Turkey seems to be listening. On December 3, Turkish Prime Minister Ahmet Davutoglu said Ankara would do everything it could to control the border with Syria, including building “physical barriers” to close it off. But he also cautioned critics not to expect quick results. Any border arrangement would have to allow for the transit of Syrian refugees, he said, adding ISIS fighters in the area also would try to breach the border. “There is nothing more difficult than protecting a border on the other side of which there is no political authority,” Davutoglu said. In what appeared to be a move to mollify the Americans, Ankara recently sent several hundred Turkish troops to northern Iraq to train Kurdish soldiers for an eventual counter-offensive to retake the city of Mosul from ISIS militants, who seized it in June 2014. “This is part of the fight against Daesh,” a senior Turkish official told Reuters on December 4, using the Arabic acronym for ISIS.

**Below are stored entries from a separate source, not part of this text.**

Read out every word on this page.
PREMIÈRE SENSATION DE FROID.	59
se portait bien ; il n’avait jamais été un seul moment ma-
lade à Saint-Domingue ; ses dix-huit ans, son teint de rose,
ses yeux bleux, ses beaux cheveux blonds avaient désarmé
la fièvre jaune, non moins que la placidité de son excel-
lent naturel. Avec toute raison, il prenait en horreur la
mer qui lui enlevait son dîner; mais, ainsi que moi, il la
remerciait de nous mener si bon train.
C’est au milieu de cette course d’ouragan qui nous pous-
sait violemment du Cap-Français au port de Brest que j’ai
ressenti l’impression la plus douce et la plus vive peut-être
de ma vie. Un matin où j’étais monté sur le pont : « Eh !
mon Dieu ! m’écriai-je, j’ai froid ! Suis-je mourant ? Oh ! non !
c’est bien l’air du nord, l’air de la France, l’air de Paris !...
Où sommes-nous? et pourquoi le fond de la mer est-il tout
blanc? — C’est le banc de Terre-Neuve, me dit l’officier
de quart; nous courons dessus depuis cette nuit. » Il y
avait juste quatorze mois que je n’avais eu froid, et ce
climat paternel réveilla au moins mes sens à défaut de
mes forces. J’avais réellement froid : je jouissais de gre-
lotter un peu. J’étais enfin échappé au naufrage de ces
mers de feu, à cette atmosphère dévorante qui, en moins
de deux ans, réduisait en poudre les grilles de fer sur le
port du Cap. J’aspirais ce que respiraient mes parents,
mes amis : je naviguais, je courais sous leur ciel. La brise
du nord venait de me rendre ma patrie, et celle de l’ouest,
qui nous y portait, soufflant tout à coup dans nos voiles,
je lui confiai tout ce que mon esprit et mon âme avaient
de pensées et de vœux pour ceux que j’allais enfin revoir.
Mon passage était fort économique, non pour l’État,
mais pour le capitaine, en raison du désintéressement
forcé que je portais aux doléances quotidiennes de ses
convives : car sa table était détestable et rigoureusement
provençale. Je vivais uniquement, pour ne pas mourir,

U.S. officials welcome Turkey’s contribution to the fight, but the Obama administration is still concerned about Turkey’s follow-through. After all, the last time Turkey made such a promise, it broke it: In July, after months of discussions, Erdogan and Obama agreed to a plan that called for U.S. and Turkish forces to bombard ISIS, paving the way for U.S.-backed Syrian rebels to seize control of the border strip. But Erdogan apparently had second thoughts, worried that removing ISIS would only benefit Turkey’s enemies—Assad, as well as the Syrian Kurds. Days later, Turkish intelligence reportedlytipped off Islamist rebels, allowing them to kidnap a group of U.S.-trained Syrian fighters only minutes after they entered the country. Not surprisingly, Ankara denies the report. But either way, administration officials say Turkey’s double game has continued.
The U.S. now hopes it has finally come to an end.